The pattern repeats at the platform level. When the government banned X (formerly Twitter) in February 2024 on "national security" grounds, it told the Sindh High Court the move was a "legitimate exercise" of authority and that Article 19 permits reasonable restrictions for Pakistan's "integrity, security or defense." The SHC was unconvinced, finding prima facie no justification for so prolonged a restriction and directing the interior ministry to withdraw its blocking letter (JURIST). Reasonable restrictions must still be reasonable — proportionate, time-limited, and tethered to specific harm. A standing blackout switch is none of those things.
The bill comes due
The economics make the case against blunt shutdowns even harder to dismiss.

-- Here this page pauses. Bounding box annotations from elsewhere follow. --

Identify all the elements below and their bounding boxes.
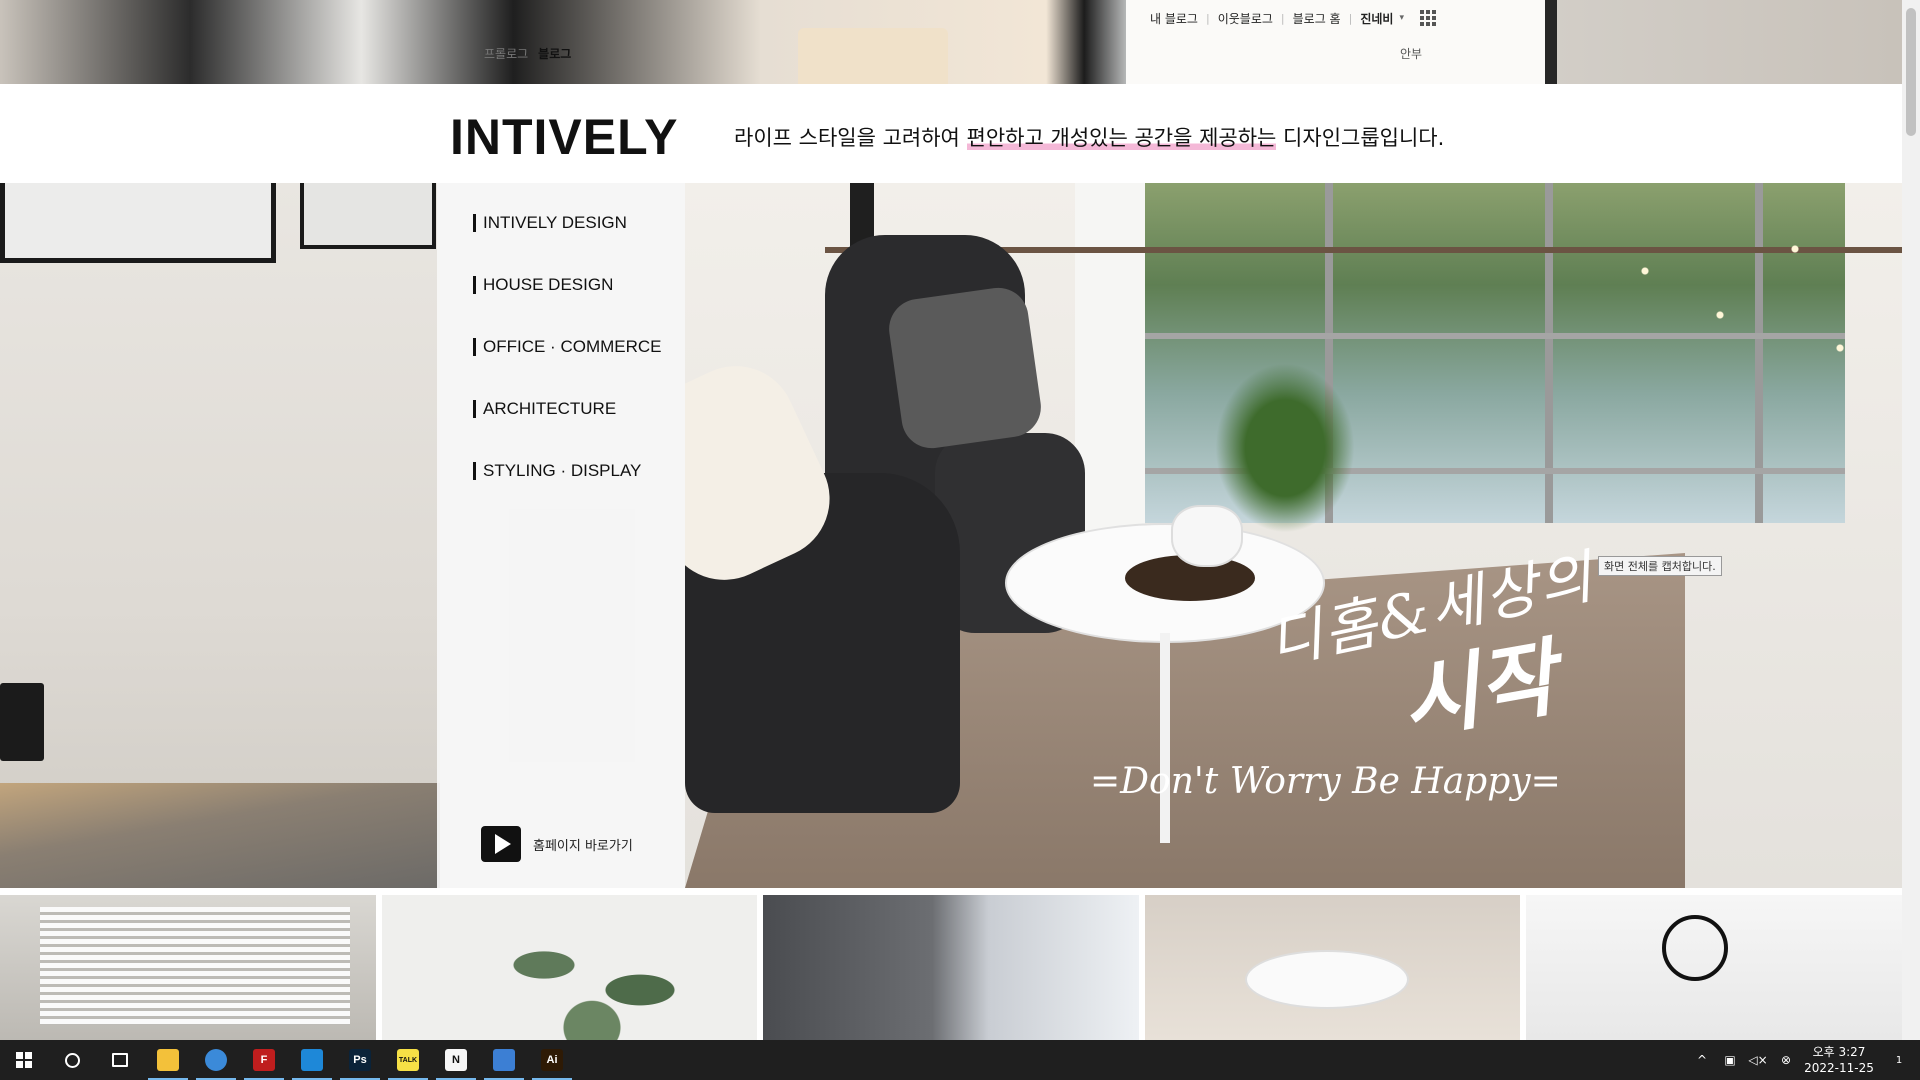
table-leg <box>1160 633 1170 843</box>
play-icon <box>481 826 521 862</box>
teapot <box>1171 505 1243 567</box>
windows-logo-icon <box>16 1052 32 1068</box>
menu-item-styling-display[interactable]: STYLING · DISPLAY <box>473 461 662 523</box>
nav-separator: | <box>1348 11 1353 25</box>
chevron-down-icon[interactable]: ▾ <box>1399 13 1404 23</box>
guestbook-link[interactable]: 안부 <box>1400 45 1422 62</box>
taskbar-app-bandizip[interactable] <box>480 1040 528 1080</box>
search-icon <box>65 1053 80 1068</box>
thumbnail-strip <box>0 895 1902 1040</box>
scrollbar-thumb[interactable] <box>1906 8 1916 136</box>
hero-slogan: =Don't Worry Be Happy= <box>1090 761 1561 802</box>
tagline-end: 디자인그룹입니다. <box>1276 126 1445 150</box>
nav-separator: | <box>1205 11 1210 25</box>
my-blog-link[interactable]: 내 블로그 <box>1150 10 1198 27</box>
clock-time: 오후 3:27 <box>1812 1045 1866 1059</box>
menu-item-intively-design[interactable]: INTIVELY DESIGN <box>473 213 662 275</box>
wall-outlet <box>0 683 44 761</box>
tagline-highlight: 편안하고 개성있는 공간을 제공하는 <box>966 126 1277 150</box>
tab-prologue[interactable]: 프롤로그 <box>484 45 528 62</box>
chandelier <box>1585 183 1885 403</box>
global-nav: 내 블로그 | 이웃블로그 | 블로그 홈 | 진네비 ▾ <box>1150 8 1436 28</box>
hero-section: INTIVELY DESIGN HOUSE DESIGN OFFICE · CO… <box>0 183 1902 888</box>
fern-plant <box>1215 363 1355 533</box>
lamp-shade-photo <box>798 28 948 84</box>
taskbar-app-chrome[interactable] <box>192 1040 240 1080</box>
taskbar-clock[interactable]: 오후 3:27 2022-11-25 <box>1800 1044 1878 1076</box>
neighbor-blog-link[interactable]: 이웃블로그 <box>1218 10 1273 27</box>
notion-icon: N <box>445 1049 467 1071</box>
system-tray: ^ ▣ ◁× ⊗ 오후 3:27 2022-11-25 1 <box>1688 1040 1920 1080</box>
pole-photo <box>1545 0 1557 84</box>
thumbnail-mirror-room[interactable] <box>1526 895 1902 1040</box>
hero-left-photo <box>0 183 440 888</box>
task-view-button[interactable] <box>96 1040 144 1080</box>
grey-cushion <box>885 283 1045 453</box>
folder-icon <box>157 1049 179 1071</box>
apps-grid-icon[interactable] <box>1419 10 1436 26</box>
taskbar-app-vscode[interactable] <box>288 1040 336 1080</box>
hero-main-photo: 디홈&세상의 시작 =Don't Worry Be Happy= <box>685 183 1902 888</box>
taskbar-app-kakaotalk[interactable]: TALK <box>384 1040 432 1080</box>
network-icon[interactable]: ⊗ <box>1772 1053 1800 1067</box>
filezilla-icon: F <box>253 1049 275 1071</box>
blog-top-strip: 내 블로그 | 이웃블로그 | 블로그 홈 | 진네비 ▾ 프롤로그 블로그 안… <box>0 0 1902 84</box>
taskbar-app-illustrator[interactable]: Ai <box>528 1040 576 1080</box>
homepage-link-label: 홈페이지 바로가기 <box>533 838 633 854</box>
homepage-link[interactable]: 홈페이지 바로가기 <box>481 826 633 862</box>
notification-count: 1 <box>1895 1054 1903 1066</box>
page-scrollbar[interactable] <box>1902 0 1920 1040</box>
menu-item-architecture[interactable]: ARCHITECTURE <box>473 399 662 461</box>
wall-frame <box>0 183 276 263</box>
thumbnail-monstera-wall[interactable] <box>381 895 758 1040</box>
illustrator-icon: Ai <box>541 1049 563 1071</box>
tab-blog[interactable]: 블로그 <box>538 45 571 62</box>
photoshop-icon: Ps <box>349 1049 371 1071</box>
category-list: INTIVELY DESIGN HOUSE DESIGN OFFICE · CO… <box>473 213 662 523</box>
capture-tooltip: 화면 전체를 캡처합니다. <box>1598 556 1722 576</box>
thumbnail-living-room[interactable] <box>1144 895 1521 1040</box>
taskbar-app-file-explorer[interactable] <box>144 1040 192 1080</box>
bandizip-icon <box>493 1049 515 1071</box>
taskbar-app-notion[interactable]: N <box>432 1040 480 1080</box>
taskbar-app-filezilla[interactable]: F <box>240 1040 288 1080</box>
clock-date: 2022-11-25 <box>1804 1061 1874 1075</box>
device-icon[interactable]: ▣ <box>1716 1053 1744 1067</box>
tagline-start: 라이프 스타일을 고려하여 <box>734 126 967 150</box>
windows-taskbar: F Ps TALK N Ai ^ ▣ ◁× ⊗ 오후 3:27 2022-11-25 1 <box>0 1040 1920 1080</box>
search-button[interactable] <box>48 1040 96 1080</box>
nav-separator: | <box>1280 11 1285 25</box>
menu-item-house-design[interactable]: HOUSE DESIGN <box>473 275 662 337</box>
brand-logo[interactable]: INTIVELY <box>450 108 678 166</box>
thumbnail-building[interactable] <box>763 895 1139 1040</box>
menu-item-office-commerce[interactable]: OFFICE · COMMERCE <box>473 337 662 399</box>
vscode-icon <box>301 1049 323 1071</box>
category-menu: INTIVELY DESIGN HOUSE DESIGN OFFICE · CO… <box>437 183 685 888</box>
taskbar-apps: F Ps TALK N Ai <box>144 1040 576 1080</box>
task-view-icon <box>112 1053 128 1067</box>
blog-home-link[interactable]: 블로그 홈 <box>1293 10 1341 27</box>
floor-photo <box>0 783 440 888</box>
start-button[interactable] <box>0 1040 48 1080</box>
speaker-muted-icon[interactable]: ◁× <box>1744 1053 1772 1067</box>
taskbar-app-photoshop[interactable]: Ps <box>336 1040 384 1080</box>
brand-tagline: 라이프 스타일을 고려하여 편안하고 개성있는 공간을 제공하는 디자인그룹입니… <box>734 122 1444 152</box>
chrome-icon <box>205 1049 227 1071</box>
kakaotalk-icon: TALK <box>397 1049 419 1071</box>
wall-frame <box>300 183 436 249</box>
user-name-link[interactable]: 진네비 <box>1360 10 1393 27</box>
notification-button[interactable]: 1 <box>1878 1040 1920 1080</box>
chevron-up-icon[interactable]: ^ <box>1688 1053 1716 1067</box>
blog-tabs: 프롤로그 블로그 <box>484 45 571 62</box>
thumbnail-shutters[interactable] <box>0 895 376 1040</box>
blog-header: INTIVELY 라이프 스타일을 고려하여 편안하고 개성있는 공간을 제공하… <box>0 84 1902 183</box>
white-pillar <box>1075 183 1145 563</box>
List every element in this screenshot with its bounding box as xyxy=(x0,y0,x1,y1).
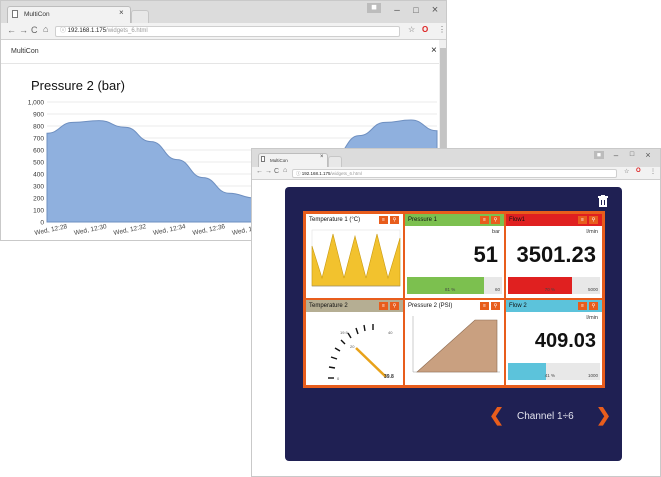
chevron-right-icon[interactable]: ❯ xyxy=(596,405,611,426)
minimize-icon[interactable]: – xyxy=(612,151,620,160)
progress-bar: 70 % 5000 xyxy=(508,277,600,294)
opera-icon[interactable]: O xyxy=(636,168,641,174)
y-tick-label: 100 xyxy=(33,208,44,215)
close-tab-icon[interactable]: × xyxy=(320,154,324,160)
tile-temperature-1[interactable]: Temperature 1 (°C) ≡ ⚲ xyxy=(306,214,403,298)
list-icon[interactable]: ≡ xyxy=(578,302,587,310)
unit-label: l/min xyxy=(586,315,598,321)
new-tab-button[interactable] xyxy=(328,156,342,167)
y-tick-label: 500 xyxy=(33,160,44,167)
tile-title: Flow1 xyxy=(509,217,526,223)
y-tick-label: 400 xyxy=(33,172,44,179)
x-tick-label: Wed, 12:36 xyxy=(192,223,226,237)
gauge-value: 39.8 xyxy=(384,374,394,380)
channel-label: Channel 1÷6 xyxy=(517,411,574,422)
user-icon[interactable]: ◼ xyxy=(594,151,604,159)
unit-label: l/min xyxy=(586,229,598,235)
tile-title: Pressure 2 (PSI) xyxy=(408,303,453,309)
temperature-1-mini-chart xyxy=(311,229,401,287)
list-icon[interactable]: ≡ xyxy=(578,216,587,224)
pressure-2-mini-chart xyxy=(412,316,500,373)
progress-bar: 41 % 1000 xyxy=(508,363,600,380)
y-tick-label: 600 xyxy=(33,148,44,155)
progress-fill xyxy=(508,277,573,294)
value-readout: 409.03 xyxy=(534,330,596,352)
list-icon[interactable]: ≡ xyxy=(379,216,388,224)
y-tick-label: 200 xyxy=(33,196,44,203)
max-label: 1000 xyxy=(587,373,598,378)
max-label: 60 xyxy=(494,287,500,292)
search-icon[interactable]: ⚲ xyxy=(491,302,500,310)
chevron-left-icon[interactable]: ❮ xyxy=(489,405,504,426)
y-tick-label: 300 xyxy=(33,184,44,191)
gauge-tick-label: 19.9 xyxy=(340,330,348,335)
unit-label: bar xyxy=(492,229,500,235)
percent-label: 41 % xyxy=(544,373,556,378)
tile-pressure-2-psi[interactable]: Pressure 2 (PSI) ≡ ⚲ xyxy=(405,300,504,385)
chart-y-ticks: 1,000 900 800 700 600 500 400 300 200 100 0 xyxy=(28,100,45,227)
tile-header: Pressure 2 (PSI) xyxy=(405,300,504,312)
tile-flow-1[interactable]: Flow1 ≡ ⚲ l/min 3501.23 70 % 5000 xyxy=(506,214,602,298)
value-readout: 3501.23 xyxy=(516,242,596,267)
reload-icon[interactable]: C xyxy=(274,168,279,175)
tile-title: Temperature 1 (°C) xyxy=(309,217,361,223)
y-tick-label: 800 xyxy=(33,124,44,131)
menu-icon[interactable]: ⋮ xyxy=(650,168,656,175)
close-window-icon[interactable]: × xyxy=(644,150,652,160)
list-icon[interactable]: ≡ xyxy=(480,302,489,310)
search-icon[interactable]: ⚲ xyxy=(390,302,399,310)
list-icon[interactable]: ≡ xyxy=(379,302,388,310)
back-icon[interactable]: ← xyxy=(256,168,263,175)
browser-tab[interactable]: MultiCon xyxy=(258,153,328,167)
gauge-tick-label: 40 xyxy=(388,330,393,335)
url-path: /widgets_6.html xyxy=(330,171,362,176)
percent-label: 70 % xyxy=(544,287,556,292)
forward-icon[interactable]: → xyxy=(265,168,272,175)
url-host: 192.168.1.175 xyxy=(301,171,331,176)
trash-icon[interactable] xyxy=(598,194,608,207)
page-icon xyxy=(261,156,265,162)
maximize-icon[interactable]: □ xyxy=(628,151,636,158)
url-input[interactable]: ⓘ 192.168.1.175/widgets_6.html xyxy=(292,169,617,178)
gauge-tick-label: 0 xyxy=(337,376,340,381)
x-tick-label: Wed, 12:28 xyxy=(34,223,68,237)
list-icon[interactable]: ≡ xyxy=(480,216,489,224)
address-bar-row: ← → C ⌂ ⓘ 192.168.1.175/widgets_6.html ☆… xyxy=(252,167,660,180)
search-icon[interactable]: ⚲ xyxy=(390,216,399,224)
tile-temperature-2[interactable]: Temperature 2 ≡ ⚲ 0 19.9 20 40 39.8 xyxy=(306,300,403,385)
tile-title: Temperature 2 xyxy=(309,303,348,309)
tile-title: Pressure 1 xyxy=(408,217,438,223)
percent-label: 81 % xyxy=(445,287,456,292)
dashboard-panel: Temperature 1 (°C) ≡ ⚲ Pressure 1 ≡ ⚲ ba… xyxy=(285,187,622,461)
value-readout: 51 xyxy=(473,242,498,267)
x-tick-label: Wed, 12:34 xyxy=(152,223,186,237)
max-label: 5000 xyxy=(587,287,598,292)
tile-header: Flow1 xyxy=(506,214,602,226)
tile-title: Flow 2 xyxy=(509,303,527,309)
chart-x-ticks: Wed, 12:28 Wed, 12:30 Wed, 12:32 Wed, 12:34… xyxy=(34,223,253,237)
home-icon[interactable]: ⌂ xyxy=(283,167,287,174)
tile-header: Temperature 2 xyxy=(306,300,403,312)
tab-title: MultiCon xyxy=(270,158,288,163)
y-tick-label: 700 xyxy=(33,136,44,143)
y-tick-label: 0 xyxy=(40,220,44,227)
tile-header: Flow 2 xyxy=(506,300,602,312)
search-icon[interactable]: ⚲ xyxy=(589,302,598,310)
progress-bar: 81 % 60 xyxy=(407,277,502,294)
y-tick-label: 1,000 xyxy=(28,100,45,107)
progress-fill xyxy=(508,363,546,380)
search-icon[interactable]: ⚲ xyxy=(589,216,598,224)
tile-flow-2[interactable]: Flow 2 ≡ ⚲ l/min 409.03 41 % 1000 xyxy=(506,300,602,385)
browser-window-front: MultiCon × ◼ – □ × ← → C ⌂ ⓘ 192.168.1.1… xyxy=(251,148,661,477)
tile-header: Pressure 1 xyxy=(405,214,504,226)
tile-pressure-1[interactable]: Pressure 1 ≡ ⚲ bar 51 81 % 60 xyxy=(405,214,504,298)
y-tick-label: 900 xyxy=(33,112,44,119)
search-icon[interactable]: ⚲ xyxy=(491,216,500,224)
bookmark-star-icon[interactable]: ☆ xyxy=(624,168,629,175)
x-tick-label: Wed, 12:32 xyxy=(113,223,147,237)
tile-header: Temperature 1 (°C) xyxy=(306,214,403,226)
x-tick-label: Wed, 12:30 xyxy=(73,223,107,237)
gauge-tick-label: 20 xyxy=(350,344,355,349)
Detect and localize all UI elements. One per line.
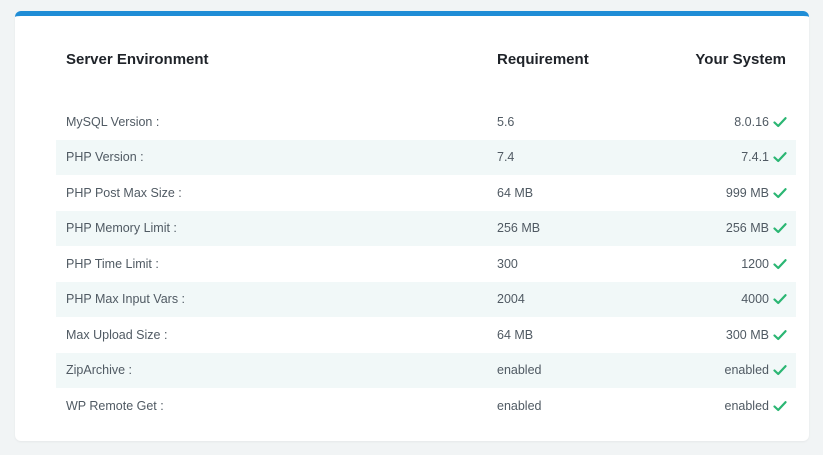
row-label: Max Upload Size : [66,327,168,342]
row-requirement: 64 MB [497,185,534,200]
table-header: Server Environment Requirement Your Syst… [56,16,796,100]
row-system-cell: 300 MB [606,327,787,342]
table-row: Max Upload Size : 64 MB 300 MB [56,317,796,353]
table-row: PHP Memory Limit : 256 MB 256 MB [56,210,796,246]
row-system-value: 7.4.1 [741,150,769,165]
row-requirement: enabled [497,363,542,378]
header-requirement: Requirement [497,50,589,68]
row-system-value: 999 MB [725,185,769,200]
table-row: PHP Post Max Size : 64 MB 999 MB [56,175,796,211]
row-system-cell: 4000 [606,292,787,307]
row-system-value: 256 MB [725,221,769,236]
row-system-cell: 8.0.16 [606,114,787,129]
row-system-cell: 999 MB [606,185,787,200]
check-icon [773,363,787,377]
row-system-value: 4000 [741,292,769,307]
row-label: WP Remote Get : [66,398,164,413]
row-requirement: 5.6 [497,114,515,129]
check-icon [773,328,787,342]
check-icon [773,115,787,129]
row-label: PHP Post Max Size : [66,185,182,200]
row-label: ZipArchive : [66,363,132,378]
check-icon [773,257,787,271]
header-your-system: Your System [695,50,786,68]
row-system-value: enabled [724,363,770,378]
requirements-table: Server Environment Requirement Your Syst… [56,16,796,424]
row-label: PHP Max Input Vars : [66,292,186,307]
table-row: WP Remote Get : enabled enabled [56,388,796,424]
row-requirement: enabled [497,398,542,413]
server-environment-card: Server Environment Requirement Your Syst… [15,11,809,441]
row-system-value: 300 MB [725,327,769,342]
row-requirement: 64 MB [497,327,534,342]
row-system-cell: enabled [606,398,787,413]
row-system-value: 1200 [741,256,769,271]
row-requirement: 2004 [497,292,525,307]
check-icon [773,221,787,235]
table-row: PHP Max Input Vars : 2004 4000 [56,281,796,317]
row-requirement: 256 MB [497,221,541,236]
table-row: ZipArchive : enabled enabled [56,352,796,388]
check-icon [773,399,787,413]
row-label: PHP Time Limit : [66,256,159,271]
table-row: MySQL Version : 5.6 8.0.16 [56,104,796,140]
check-icon [773,150,787,164]
row-system-value: 8.0.16 [734,114,769,129]
row-requirement: 7.4 [497,150,515,165]
row-system-cell: enabled [606,363,787,378]
table-row: PHP Version : 7.4 7.4.1 [56,139,796,175]
table-row: PHP Time Limit : 300 1200 [56,246,796,282]
row-label: PHP Version : [66,150,144,165]
row-requirement: 300 [497,256,518,271]
check-icon [773,186,787,200]
row-system-cell: 7.4.1 [606,150,787,165]
row-system-cell: 1200 [606,256,787,271]
check-icon [773,292,787,306]
row-system-cell: 256 MB [606,221,787,236]
row-label: PHP Memory Limit : [66,221,177,236]
row-system-value: enabled [724,398,770,413]
header-server-environment: Server Environment [66,50,209,68]
row-label: MySQL Version : [66,114,160,129]
table-body: MySQL Version : 5.6 8.0.16 PHP Version :… [56,104,796,424]
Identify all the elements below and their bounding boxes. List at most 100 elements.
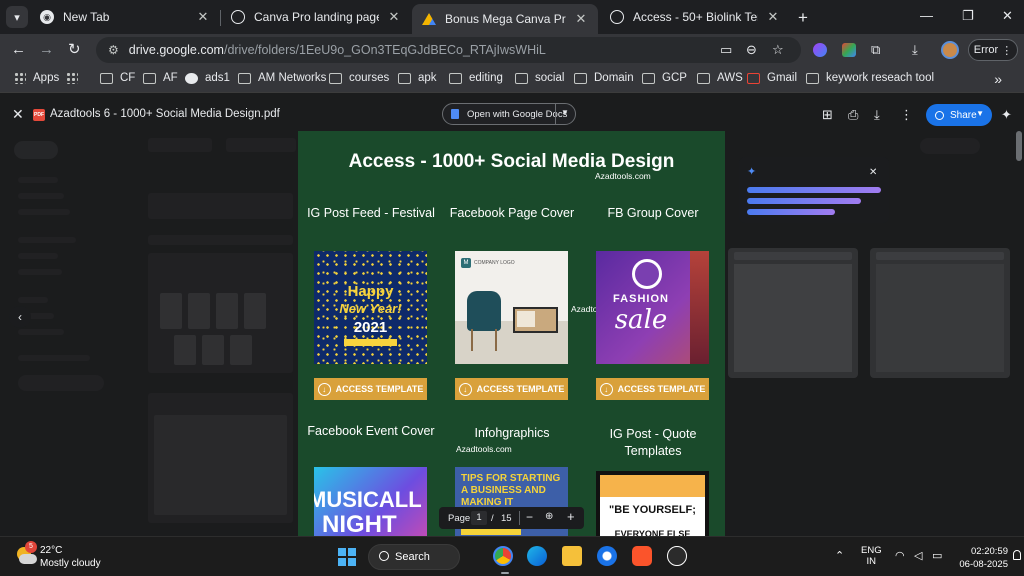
add-comment-icon[interactable]: ⊞ <box>822 107 833 123</box>
more-bookmarks-icon[interactable]: » <box>994 71 1002 87</box>
thumb-facebook-cover[interactable]: M COMPANY LOGO <box>455 251 568 364</box>
google-drive-icon <box>422 13 436 25</box>
tab-strip: ▾ ◉ New Tab ✕ Canva Pro landing page ✕ B… <box>0 0 1024 34</box>
taskbar-search[interactable]: Search <box>368 544 460 570</box>
bookmark-apps[interactable]: Apps <box>14 72 59 84</box>
chromium-icon[interactable] <box>597 546 617 566</box>
thumb-quote[interactable]: "BE YOURSELF; EVERYONE ELSE <box>596 471 709 541</box>
close-icon[interactable]: ✕ <box>574 11 588 27</box>
extension-icon[interactable] <box>842 43 856 57</box>
previous-file-arrow-icon[interactable]: ‹ <box>9 306 31 328</box>
bookmark-domain[interactable]: Domain <box>574 72 634 84</box>
more-options-icon[interactable]: ⋮ <box>900 107 913 123</box>
restore-icon[interactable]: ❐ <box>962 8 974 24</box>
new-tab-plus-icon[interactable]: + <box>798 8 808 28</box>
profile-avatar[interactable] <box>941 41 959 59</box>
bookmark-courses[interactable]: courses <box>329 72 389 84</box>
close-icon[interactable]: ✕ <box>196 9 210 25</box>
address-bar[interactable]: ⚙ drive.google.com/drive/folders/1EeU9o_… <box>96 37 801 63</box>
extension-icon[interactable] <box>813 43 827 57</box>
language-indicator[interactable]: ENG IN <box>861 545 882 567</box>
bookmark-gcp[interactable]: GCP <box>642 72 687 84</box>
cast-icon[interactable]: ▭ <box>720 42 732 58</box>
grid-icon <box>66 72 78 84</box>
access-template-button[interactable]: ↓ ACCESS TEMPLATE <box>596 378 709 400</box>
tab-canva-landing[interactable]: Canva Pro landing page ✕ <box>221 4 411 30</box>
chat-icon[interactable] <box>667 546 687 566</box>
system-clock[interactable]: 02:20:59 06-08-2025 <box>958 545 1008 571</box>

Pakistan was the single most internet-shutdown-affected economy in the world in 2024, losing an estimated $1.62 billion across roughly 9,735 hours of disruption, according to Top10VPN's annual cost tracker (Top10VPN). The Information Technology and Innovation Foundation, using independent methodology, put 2024 losses at $892 million to $1.6 billion — including roughly $405 million from the X ban alone — and warned that severing connectivity directly suppresses ride-hailing, freelance IT, and the digital export sector Pakistan is trying to grow (ITIF).
Those costs land on shopkeepers, gig workers, and remitting families in AJK who have no quarrel with the JAAC and no part in any strike. A blackout cannot distinguish an organiser from a freelancer filing an invoice or a patient calling an ambulance.
A proportionate path exists
The pro-order objective is legitimate; the instrument is not. Targeted, court-supervised tools already exist: prosecuting individual incitement, geofenced and hours-limited restrictions tied to a specific, documented threat, and — above all — the willingness to contest grievances at the ballot box rather than in the dark. With an election three weeks out, Pakistan's interest is in demonstrating that AJK's institutions can absorb dissent, not switch it off. Its own judges have already written the rule. The state's task is to follow it.